SMBs Switch Banks Post-PPP Experience

When Fathom Unlimited Inc. needed financial help in April as the pandemic led to a loss of customers, founder Pavia Rosati turned to her bank, Capital One Financial Corp., for help, The Wall Street Journal (WSJ) reported.

But the New York consulting firm was on its own because Capital One wasn’t prepared to accept applications for the Paycheck Protection Program (PPP) when it launched.

Worse, no one offered a hand, she told WSJ. A bank employee referred her to Capital One’s toll-free customer service hotline.

That was it. Rosati switched banks.

“Why would I work with a bank that was so unhelpful to me at the moment I needed it?” she told WSJ.

It turns out Capital One was not alone in its inability to deliver some of the $650 billion in forgivable loans to small- to medium-sized businesses (SMBs) for payroll and other disbursements during the lockdowns.

Instead of loaning the money directly to businesses, the Small Business Administration (SBA) empowered banks to distribute the cash.

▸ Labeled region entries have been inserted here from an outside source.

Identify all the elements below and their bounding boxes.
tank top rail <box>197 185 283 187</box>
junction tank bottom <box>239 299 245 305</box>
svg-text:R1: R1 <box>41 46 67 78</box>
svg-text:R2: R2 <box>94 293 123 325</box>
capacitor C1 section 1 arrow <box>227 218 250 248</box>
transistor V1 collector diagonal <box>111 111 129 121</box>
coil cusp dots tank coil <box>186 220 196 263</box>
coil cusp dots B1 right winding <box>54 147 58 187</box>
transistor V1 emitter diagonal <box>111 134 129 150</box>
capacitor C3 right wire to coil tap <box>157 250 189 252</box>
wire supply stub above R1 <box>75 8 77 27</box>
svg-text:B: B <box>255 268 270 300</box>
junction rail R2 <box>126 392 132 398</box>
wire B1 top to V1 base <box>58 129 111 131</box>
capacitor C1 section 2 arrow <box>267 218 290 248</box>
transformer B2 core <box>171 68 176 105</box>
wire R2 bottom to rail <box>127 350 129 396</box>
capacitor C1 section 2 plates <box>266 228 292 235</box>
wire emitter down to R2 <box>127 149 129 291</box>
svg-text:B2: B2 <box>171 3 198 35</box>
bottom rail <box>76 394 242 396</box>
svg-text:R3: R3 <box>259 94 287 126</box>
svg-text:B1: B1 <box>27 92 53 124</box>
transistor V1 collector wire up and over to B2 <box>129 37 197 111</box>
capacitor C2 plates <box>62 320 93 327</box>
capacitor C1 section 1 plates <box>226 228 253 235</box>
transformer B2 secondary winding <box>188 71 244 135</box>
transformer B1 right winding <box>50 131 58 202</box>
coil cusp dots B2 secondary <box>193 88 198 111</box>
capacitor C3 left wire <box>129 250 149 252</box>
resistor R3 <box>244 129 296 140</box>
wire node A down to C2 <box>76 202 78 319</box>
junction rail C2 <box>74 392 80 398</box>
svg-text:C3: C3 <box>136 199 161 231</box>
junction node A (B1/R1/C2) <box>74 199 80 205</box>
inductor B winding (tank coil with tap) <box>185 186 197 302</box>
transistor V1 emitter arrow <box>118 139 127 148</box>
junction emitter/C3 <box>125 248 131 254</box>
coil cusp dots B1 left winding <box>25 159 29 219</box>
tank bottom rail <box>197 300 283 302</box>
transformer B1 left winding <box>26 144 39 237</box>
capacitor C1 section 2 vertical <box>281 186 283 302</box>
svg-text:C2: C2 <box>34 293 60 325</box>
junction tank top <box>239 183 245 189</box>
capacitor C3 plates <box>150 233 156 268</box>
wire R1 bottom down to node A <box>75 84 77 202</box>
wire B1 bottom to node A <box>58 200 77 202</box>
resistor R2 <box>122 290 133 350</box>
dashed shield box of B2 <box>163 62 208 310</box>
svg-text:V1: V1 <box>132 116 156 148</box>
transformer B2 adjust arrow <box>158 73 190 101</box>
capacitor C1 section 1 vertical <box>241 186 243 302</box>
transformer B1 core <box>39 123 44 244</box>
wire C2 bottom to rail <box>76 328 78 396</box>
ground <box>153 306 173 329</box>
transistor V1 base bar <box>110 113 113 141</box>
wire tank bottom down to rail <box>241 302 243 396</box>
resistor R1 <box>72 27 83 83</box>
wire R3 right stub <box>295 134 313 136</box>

In a July survey of 931 firms that received PPP loans, Barlow Research Associates, the Minneapolis-based bank market research company, revealed that of the businesses that secured PPP funding, 28 percent received their loan from a lender with whom they had no prior relationship or a bank that wasn’t their primary one. About 44 percent of those SMB borrowers said they would move at least some of their business to the bank that came through for them during PPP, the survey found.

Rosati got a $30,000 PPP loan from a financial technology company and transferred the funds to Grasshopper Bancorp Inc., a New York-based startup bank that launched last year.

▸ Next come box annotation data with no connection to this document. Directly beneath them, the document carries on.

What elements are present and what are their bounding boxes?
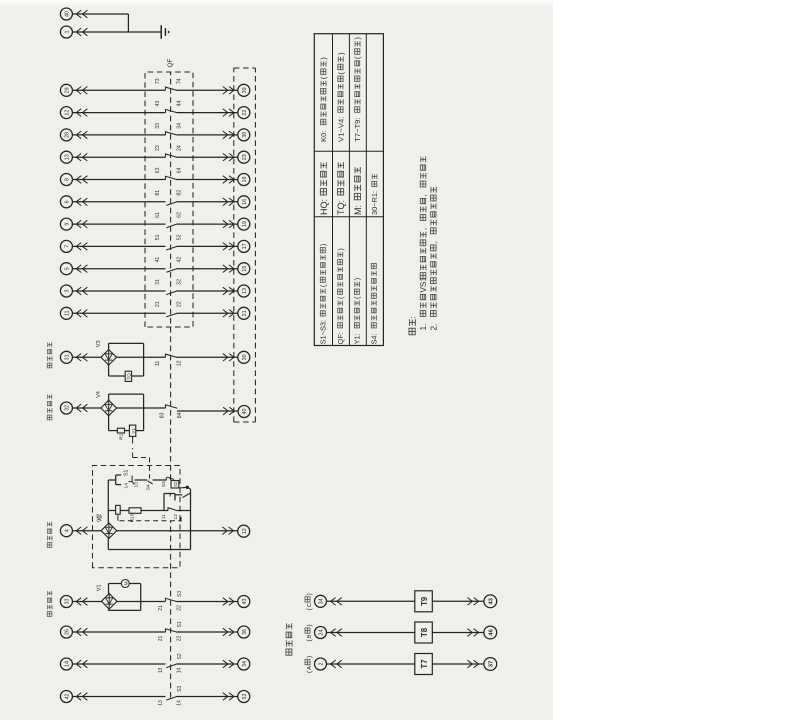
wire	[177, 89, 238, 91]
svg-text:A: A	[307, 666, 313, 670]
svg-text:33: 33	[65, 599, 71, 605]
wire	[327, 632, 415, 634]
svg-text:40: 40	[242, 409, 248, 415]
svg-text:,: ,	[428, 241, 438, 243]
node X2:16 bottom terminal	[238, 196, 250, 208]
svg-text:37: 37	[488, 660, 494, 667]
svg-text:Y1: Y1	[131, 428, 136, 434]
svg-text:S3: S3	[177, 686, 183, 692]
table row line	[348, 34, 350, 346]
svg-text:26: 26	[65, 629, 71, 635]
label 储能回路 (charging circuit)	[47, 612, 52, 617]
node X2:34 terminal	[238, 658, 250, 670]
svg-text:46: 46	[488, 629, 494, 636]
svg-text:TQ: TQ	[127, 373, 132, 380]
svg-text:28: 28	[65, 132, 71, 138]
ground	[160, 25, 162, 38]
svg-text:23: 23	[242, 154, 248, 160]
link stub	[117, 514, 119, 521]
svg-text:84: 84	[177, 412, 183, 418]
svg-text:R1: R1	[119, 433, 125, 439]
svg-text:B: B	[307, 634, 313, 638]
svg-text:52: 52	[242, 694, 248, 700]
node X2:18 bottom terminal	[238, 174, 250, 186]
wire	[177, 601, 238, 603]
microswitch S3 step contact	[165, 477, 167, 480]
table row line	[365, 34, 367, 346]
svg-text:T8: T8	[420, 627, 429, 637]
wire	[72, 89, 165, 91]
wire	[117, 356, 166, 358]
svg-text:13: 13	[242, 288, 248, 294]
svg-text:9: 9	[65, 223, 71, 226]
svg-text:M: M	[123, 581, 128, 585]
svg-text:V1~V4:: V1~V4:	[336, 117, 345, 142]
node X1:13 top terminal	[60, 151, 72, 163]
svg-text:42: 42	[65, 694, 71, 700]
contact 83/84	[166, 405, 178, 408]
table column line	[314, 216, 383, 218]
wire	[177, 268, 238, 270]
svg-text:21: 21	[155, 301, 161, 307]
node X1:7 top terminal	[60, 240, 72, 252]
svg-text:44: 44	[177, 101, 183, 107]
svg-text:41: 41	[155, 257, 161, 263]
QF aux contact 33/34	[166, 132, 178, 135]
svg-text:S4:: S4:	[370, 333, 379, 344]
node X1:14 terminal	[60, 658, 72, 670]
svg-text:15: 15	[242, 266, 248, 272]
svg-text:6: 6	[65, 200, 71, 203]
contact S1 21/22	[166, 629, 178, 632]
breaker QF auxiliary-switch dashed box	[145, 72, 193, 327]
svg-text::: :	[409, 316, 418, 318]
svg-text:TQ:: TQ:	[336, 200, 346, 215]
svg-text:32: 32	[177, 279, 183, 285]
svg-text:): )	[306, 624, 313, 626]
wire	[432, 663, 484, 665]
wire	[72, 112, 165, 114]
wire	[72, 156, 165, 158]
chain3: anti-pump relay K0 coil	[163, 494, 165, 511]
node X1:42 terminal	[60, 691, 72, 703]
wire	[135, 479, 148, 481]
wire chain1	[108, 479, 115, 481]
microswitch S1 contact 13/14	[128, 476, 132, 482]
node terminal 2	[315, 658, 327, 670]
svg-text:14: 14	[176, 700, 182, 706]
svg-text:4: 4	[65, 529, 71, 532]
node terminal 37	[484, 658, 497, 671]
node X2:19 bottom terminal	[238, 218, 250, 230]
svg-text:M:: M:	[353, 205, 363, 215]
svg-text:12: 12	[242, 528, 248, 534]
svg-text:82: 82	[177, 190, 183, 196]
svg-text:12: 12	[177, 360, 183, 366]
collector wire and HQ loop	[190, 489, 192, 550]
svg-text:24: 24	[177, 145, 183, 151]
wire	[117, 407, 166, 409]
svg-text:34: 34	[319, 598, 325, 604]
node terminal 46	[484, 626, 497, 639]
svg-text:S4: S4	[145, 484, 151, 490]
svg-text:12: 12	[65, 110, 71, 116]
svg-text:31: 31	[155, 279, 161, 285]
node X1:8 top terminal	[60, 174, 72, 186]
wire from bridge bottom to terminal	[117, 530, 238, 532]
svg-text:8: 8	[65, 178, 71, 181]
svg-text:14: 14	[176, 668, 182, 674]
rectifier V1	[101, 594, 117, 610]
svg-text:): )	[336, 248, 345, 250]
contact S3 13/14	[166, 696, 177, 700]
resistor R10	[129, 508, 141, 514]
inner dashed mechanism line	[120, 520, 182, 522]
wire	[72, 13, 128, 15]
resistor R1	[117, 428, 124, 433]
svg-text:31: 31	[65, 354, 71, 360]
contact 11/12	[166, 354, 178, 357]
secondary plug connector dashed boundary	[233, 68, 235, 422]
svg-text:3: 3	[65, 290, 71, 293]
svg-text:13: 13	[65, 154, 71, 160]
node X2:40 terminal	[238, 406, 250, 418]
wire	[177, 631, 238, 633]
wire	[177, 223, 238, 225]
svg-text:14: 14	[123, 483, 129, 489]
svg-text:V1: V1	[97, 584, 103, 591]
svg-text:81: 81	[155, 190, 161, 196]
QF aux contact 21/22	[166, 313, 177, 317]
wire	[177, 112, 238, 114]
QF aux contact 51/52	[166, 246, 177, 250]
node X2:21 bottom terminal	[238, 307, 250, 319]
wire	[432, 632, 484, 634]
junction dot	[186, 486, 189, 489]
table row line	[332, 34, 334, 346]
wire	[72, 223, 165, 225]
svg-text:62: 62	[177, 212, 183, 218]
node X2:36 terminal	[238, 626, 250, 638]
wire	[177, 179, 238, 181]
svg-text:): )	[306, 656, 313, 658]
svg-text:32: 32	[65, 405, 71, 411]
label 合闸回路 (closing circuit)	[47, 543, 52, 548]
svg-text:52: 52	[177, 234, 183, 240]
rectifier V3	[101, 350, 117, 366]
top rail from bridge to switch chain	[107, 480, 109, 523]
svg-text:HQ:: HQ:	[319, 199, 329, 215]
svg-text:22: 22	[176, 605, 182, 611]
svg-text:): )	[319, 244, 328, 246]
wire	[72, 601, 101, 603]
main output wire	[108, 522, 110, 524]
contact S2 13/14	[166, 664, 177, 668]
wire	[327, 600, 415, 602]
wire	[177, 356, 238, 358]
QF aux contact 73/74	[166, 87, 178, 90]
wire	[177, 410, 238, 412]
terminal 1	[60, 26, 72, 38]
svg-text:34: 34	[177, 123, 183, 129]
contact on chain2	[168, 508, 177, 511]
svg-text:QF:: QF:	[336, 332, 345, 344]
node X1:9 top terminal	[60, 218, 72, 230]
svg-text:38: 38	[242, 132, 248, 138]
label 分闸回路 (opening circuit)	[47, 363, 52, 368]
wire	[177, 245, 238, 247]
QF aux contact 43/44	[166, 109, 178, 112]
svg-text:29: 29	[65, 87, 71, 93]
svg-text:): )	[306, 593, 313, 595]
svg-text:7: 7	[65, 245, 71, 248]
wire	[177, 156, 238, 158]
microswitch box on chain2	[116, 505, 121, 514]
svg-text:11: 11	[65, 310, 71, 316]
svg-text:30: 30	[242, 354, 248, 360]
wire	[72, 356, 101, 358]
node X2:30 terminal	[238, 351, 250, 363]
QF mechanical linkage dashed line	[170, 72, 172, 480]
node terminal 34	[315, 595, 327, 607]
locking electromagnet loop with R1 and Y1	[108, 394, 110, 400]
svg-text:K0:: K0:	[319, 130, 328, 142]
svg-text:30~R1:: 30~R1:	[370, 191, 379, 215]
svg-text:): )	[319, 57, 328, 60]
wire	[72, 631, 165, 633]
locking microswitch S4 contact	[148, 481, 153, 484]
svg-text:11: 11	[161, 514, 167, 519]
svg-text:V2: V2	[98, 515, 104, 522]
node X1:33 terminal	[60, 596, 72, 608]
QF aux contact 23/24	[166, 154, 178, 157]
svg-text:22: 22	[177, 301, 183, 307]
wire	[177, 134, 238, 136]
notes heading 说明	[409, 328, 415, 335]
node X1:11 top terminal	[60, 307, 72, 319]
svg-text:42: 42	[177, 257, 183, 263]
node X1:26 terminal	[60, 626, 72, 638]
wire	[177, 201, 238, 203]
svg-text:18: 18	[242, 177, 248, 183]
motor M	[121, 580, 129, 588]
wire	[72, 312, 165, 314]
svg-text:39: 39	[242, 87, 248, 93]
closing mechanism dashed box	[93, 466, 181, 568]
wire	[177, 290, 238, 292]
svg-text:(: (	[336, 72, 345, 75]
node X1:4 terminal	[60, 525, 72, 537]
mechanical link Y1 to S4 (dashed)	[132, 436, 134, 443]
node terminal 24	[315, 627, 327, 639]
wire	[72, 407, 101, 409]
svg-text:19: 19	[242, 221, 248, 227]
wire	[72, 663, 165, 665]
rectifier V4	[101, 400, 117, 416]
node terminal 43	[484, 595, 497, 608]
svg-text:Y1:: Y1:	[353, 333, 362, 344]
wire	[72, 134, 165, 136]
node X2:39 bottom terminal	[238, 84, 250, 96]
switch box S2	[171, 481, 179, 489]
svg-text:5: 5	[65, 267, 71, 270]
wire	[72, 268, 165, 270]
legend table frame	[314, 34, 383, 346]
wire	[72, 201, 165, 203]
svg-text:2: 2	[319, 663, 325, 666]
svg-text:T7: T7	[420, 659, 429, 668]
wire	[327, 663, 415, 665]
node X1:31 terminal	[60, 351, 72, 363]
svg-text:11: 11	[155, 361, 161, 366]
QF aux contact 63/64	[166, 176, 178, 179]
node X2:13 bottom terminal	[238, 285, 250, 297]
label 过流脱扣 (overcurrent trip)	[286, 649, 292, 655]
svg-text:V3: V3	[96, 340, 102, 347]
wire to junction	[179, 487, 191, 489]
charging motor M loop	[108, 584, 110, 594]
node X1:5 top terminal	[60, 263, 72, 275]
wire	[72, 290, 165, 292]
svg-text:T7~T9:: T7~T9:	[353, 117, 362, 142]
svg-text:24: 24	[319, 630, 325, 636]
svg-text:2.: 2.	[428, 324, 438, 331]
QF aux contact 81/82	[166, 202, 177, 206]
label 闭锁回路 (locking circuit)	[47, 415, 52, 420]
svg-text:22: 22	[176, 636, 182, 642]
svg-text:V4: V4	[96, 391, 102, 398]
svg-text:T9: T9	[420, 596, 429, 606]
svg-text:1.: 1.	[418, 324, 428, 331]
svg-text:21: 21	[158, 636, 164, 642]
rectifier V2	[101, 523, 117, 539]
svg-text:S2: S2	[173, 481, 178, 487]
QF aux contact 41/42	[166, 269, 177, 273]
node X1:3 top terminal	[60, 285, 72, 297]
svg-text:S1: S1	[177, 621, 183, 627]
svg-text:1: 1	[65, 31, 71, 34]
svg-text:13: 13	[158, 700, 164, 706]
wire	[177, 696, 238, 698]
svg-text:36: 36	[242, 629, 248, 635]
QF aux contact 61/62	[166, 224, 177, 228]
node X2:38 bottom terminal	[238, 129, 250, 141]
terminal 40	[60, 8, 72, 20]
svg-text:S3: S3	[161, 481, 167, 487]
wire	[177, 312, 238, 314]
table column line	[314, 150, 383, 152]
chain2: R10 branch	[108, 510, 115, 512]
node X2:22 terminal	[238, 525, 250, 537]
svg-text:S1: S1	[124, 470, 130, 476]
node X2:17 bottom terminal	[238, 240, 250, 252]
svg-text:22: 22	[242, 110, 248, 116]
svg-text:64: 64	[177, 167, 183, 173]
wire	[117, 601, 166, 603]
svg-text:83: 83	[159, 412, 165, 418]
svg-text:74: 74	[177, 78, 183, 84]
node X2:22 bottom terminal	[238, 107, 250, 119]
svg-text:14: 14	[65, 661, 71, 667]
node X2:52 terminal	[238, 691, 250, 703]
svg-text:16: 16	[242, 199, 248, 205]
trip coil T8	[415, 622, 433, 643]
svg-text:40: 40	[65, 11, 71, 17]
svg-text:43: 43	[242, 599, 248, 605]
S1 actuator bracket	[115, 475, 117, 485]
node X2:23 bottom terminal	[238, 151, 250, 163]
trip coil T7	[415, 654, 433, 675]
svg-text:): )	[353, 37, 362, 40]
svg-text:33: 33	[155, 123, 161, 129]
svg-text:73: 73	[155, 78, 161, 84]
trip coil T9	[415, 591, 433, 612]
svg-text:C: C	[307, 603, 313, 607]
svg-text:13: 13	[133, 482, 139, 488]
svg-text:34: 34	[242, 661, 248, 667]
svg-text:23: 23	[155, 145, 161, 151]
locking electromagnet Y1	[129, 425, 135, 436]
contact S3 21/22	[166, 598, 178, 601]
svg-text:QF: QF	[167, 58, 174, 67]
svg-text:43: 43	[488, 597, 494, 604]
svg-text:61: 61	[155, 212, 161, 218]
svg-text:21: 21	[158, 605, 164, 611]
svg-text:(: (	[319, 76, 328, 79]
svg-text:): )	[353, 278, 362, 280]
svg-text:12: 12	[173, 514, 179, 520]
node X1:6 top terminal	[60, 196, 72, 208]
svg-text:21: 21	[242, 310, 248, 316]
wire	[432, 600, 484, 602]
svg-text:17: 17	[242, 243, 248, 249]
svg-text:S3: S3	[177, 591, 183, 597]
chevron pair on terminal 1	[76, 28, 81, 36]
wire	[72, 179, 165, 181]
opening coil TQ	[125, 371, 131, 381]
node X1:12 top terminal	[60, 107, 72, 119]
svg-text:S2: S2	[177, 653, 183, 659]
svg-text:63: 63	[155, 167, 161, 173]
node X1:32 terminal	[60, 402, 72, 414]
node X2:15 bottom terminal	[238, 263, 250, 275]
wire	[177, 663, 238, 665]
svg-text:S1~S3:: S1~S3:	[319, 320, 328, 344]
svg-text:13: 13	[158, 668, 164, 674]
wire	[72, 245, 165, 247]
wire	[72, 530, 101, 532]
wire	[153, 479, 167, 481]
svg-text:51: 51	[155, 234, 161, 240]
QF aux contact 31/32	[166, 291, 177, 295]
svg-text:): )	[336, 52, 345, 55]
chevron pair on terminal 40	[76, 10, 81, 18]
svg-text:(: (	[353, 56, 362, 59]
svg-text:,: ,	[418, 228, 428, 230]
node X1:29 top terminal	[60, 84, 72, 96]
node X1:28 top terminal	[60, 129, 72, 141]
svg-text:43: 43	[155, 101, 161, 107]
wire	[72, 696, 165, 698]
svg-text:,: ,	[418, 194, 428, 196]
opening release coil TQ loop	[108, 343, 110, 349]
node X2:43 terminal	[238, 596, 250, 608]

Capital One told WSJ its SBA lending portfolio was modest but that it worked overtime to process PPP applications. The bank said it funded more than 14,000 PPP loans as of July 1.

Greenwood Village, Colorado-based Doida Law Group LLC moved its business from Wells Fargo & Co. to InBankshares Corp. in Denver after the smaller lender secured a $90,000 PPP loan, WSJ reported.

Stan Doida, the firm’s managing attorney, told WSJ that Wells Fargo didn’t immediately accept PPP applications, and he panicked when word spread that the initial $350 billion in PPP funds was nearly exhausted.

A Wells Fargo spokesman said delays were created due to its volume of requests and evolving government requirements.

Last month, PYMNTS reported the PPP lifeline for SMBs approved 4.9 million loans for more than $521 billion. The agency has estimated 87 percent fell below the $150,000 threshold, averaging $107,000.